Luckily, a Makefile has been prepared so that on Unix, provided you
have installed Python and Subversion, you can just run

   make html

to check out the necessary toolset in the ``tools/`` subdirectory and
build the HTML output files.  To view the generated HTML, point your
favorite browser at the top-level index ``build/html/index.html``
after running "make".

Available make targets are:

   * "html", which builds standalone HTML files for offline viewing.

   * "htmlhelp", which builds HTML files and a HTML Help project file
     usable to convert them into a single Compiled HTML (.chm) file --
     these are popular under Microsoft Windows, but very handy on
     every platform.

     To create the CHM file, you need to run the Microsoft HTML Help
     Workshop over the generated project (.hhp) file.

   * "latex", which builds LaTeX source files as input to "pdflatex"
     to produce PDF documents.

   * "text", which builds a plain text file for each source file.

   * "linkcheck", which checks all external references to see whether
     they are broken, redirected or malformed, and outputs this
     information to stdout as well as a plain-text (.txt) file.

   * "changes", which builds an overview over all
     versionadded/versionchanged/ deprecated items in the current
     version.
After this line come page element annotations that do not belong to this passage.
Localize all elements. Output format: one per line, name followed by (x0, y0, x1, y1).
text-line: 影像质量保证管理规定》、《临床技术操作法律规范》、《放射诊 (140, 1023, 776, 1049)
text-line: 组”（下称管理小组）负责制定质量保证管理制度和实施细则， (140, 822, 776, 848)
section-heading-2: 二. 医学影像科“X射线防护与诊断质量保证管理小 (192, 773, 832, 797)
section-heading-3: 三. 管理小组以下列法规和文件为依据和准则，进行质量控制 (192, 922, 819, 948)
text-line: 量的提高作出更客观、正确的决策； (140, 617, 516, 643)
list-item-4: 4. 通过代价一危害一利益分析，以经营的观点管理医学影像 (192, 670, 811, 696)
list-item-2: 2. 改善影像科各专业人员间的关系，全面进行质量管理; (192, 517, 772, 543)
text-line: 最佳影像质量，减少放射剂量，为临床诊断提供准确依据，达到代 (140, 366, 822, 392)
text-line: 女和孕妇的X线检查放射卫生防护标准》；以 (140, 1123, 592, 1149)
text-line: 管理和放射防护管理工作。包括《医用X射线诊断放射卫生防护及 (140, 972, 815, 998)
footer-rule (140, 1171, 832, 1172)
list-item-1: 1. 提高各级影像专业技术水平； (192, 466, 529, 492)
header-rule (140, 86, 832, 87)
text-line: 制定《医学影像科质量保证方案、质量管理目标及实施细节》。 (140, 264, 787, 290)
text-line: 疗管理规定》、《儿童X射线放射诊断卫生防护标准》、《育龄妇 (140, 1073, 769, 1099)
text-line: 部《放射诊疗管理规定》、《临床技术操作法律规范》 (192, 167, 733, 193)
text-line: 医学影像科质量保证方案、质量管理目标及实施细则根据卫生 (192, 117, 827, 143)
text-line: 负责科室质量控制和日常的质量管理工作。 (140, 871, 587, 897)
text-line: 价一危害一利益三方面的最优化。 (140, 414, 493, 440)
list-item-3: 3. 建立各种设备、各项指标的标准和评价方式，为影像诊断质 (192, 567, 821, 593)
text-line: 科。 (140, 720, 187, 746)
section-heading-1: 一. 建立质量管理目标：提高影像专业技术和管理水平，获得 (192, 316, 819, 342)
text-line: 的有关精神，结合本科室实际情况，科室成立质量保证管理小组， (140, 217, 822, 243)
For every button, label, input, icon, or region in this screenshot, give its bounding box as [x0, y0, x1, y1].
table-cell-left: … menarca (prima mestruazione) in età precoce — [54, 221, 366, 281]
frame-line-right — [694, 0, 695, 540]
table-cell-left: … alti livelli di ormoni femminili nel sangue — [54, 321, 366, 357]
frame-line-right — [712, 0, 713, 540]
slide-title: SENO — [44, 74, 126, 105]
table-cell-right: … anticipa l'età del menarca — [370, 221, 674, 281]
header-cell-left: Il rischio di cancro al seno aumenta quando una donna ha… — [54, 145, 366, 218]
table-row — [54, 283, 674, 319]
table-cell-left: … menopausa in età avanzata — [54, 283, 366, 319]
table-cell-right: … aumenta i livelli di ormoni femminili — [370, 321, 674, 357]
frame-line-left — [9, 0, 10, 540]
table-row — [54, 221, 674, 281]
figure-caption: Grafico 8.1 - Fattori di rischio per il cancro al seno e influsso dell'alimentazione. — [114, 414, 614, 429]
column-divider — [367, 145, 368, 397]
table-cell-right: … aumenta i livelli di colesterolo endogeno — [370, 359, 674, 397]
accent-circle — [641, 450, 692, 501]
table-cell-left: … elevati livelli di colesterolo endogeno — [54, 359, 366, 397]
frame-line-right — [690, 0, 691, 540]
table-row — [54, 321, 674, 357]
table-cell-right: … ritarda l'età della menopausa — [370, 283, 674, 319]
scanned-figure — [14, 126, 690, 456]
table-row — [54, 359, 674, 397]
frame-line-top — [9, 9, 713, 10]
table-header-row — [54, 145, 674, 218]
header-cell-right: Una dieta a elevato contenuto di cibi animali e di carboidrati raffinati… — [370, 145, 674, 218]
This is meant as a help for the writer of the "What's
     New" document.

   * "coverage", which builds a coverage overview for standard library
     modules and C API.

   * "pydoc-topics", which builds a Python module containing a
     dictionary with plain text documentation for the labels defined
     in ``tools/sphinxext/pyspecific.py`` -- pydoc needs these to show
     topic and keyword help.

A "make update" updates the Subversion checkouts in ``tools/``.


Without make
============

You'll need to install the Sphinx package, either by checking it out
via

   svn co http://svn.python.org/projects/external/Sphinx-0.6.5/sphinx tools/sphinx

or by installing it from PyPI.

Then, you need to install Docutils, either by checking it out via

   svn co http://svn.python.org/projects/external/docutils-0.6/docutils tools/docutils

or by installing it from http://docutils.sf.net/.

You also need Jinja2, either by checking it out via

   svn co http://svn.python.org/projects/external/Jinja-2.3.1/jinja2 tools/jinja2

or by installing it from PyPI.

You can optionally also install Pygments, either as a checkout via

   svn co http://svn.python.org/projects/external/Pygments-1.3.1/pygments tools/pygments

or from PyPI at http://pypi.python.org/pypi/Pygments.

Then, make an output directory, e.g. under *build/*, and run

   python tools/sphinx-build.py -b<builder> . build/<outputdirectory>

where *<builder>* is one of html, text, latex, or htmlhelp (for
explanations see the make targets above).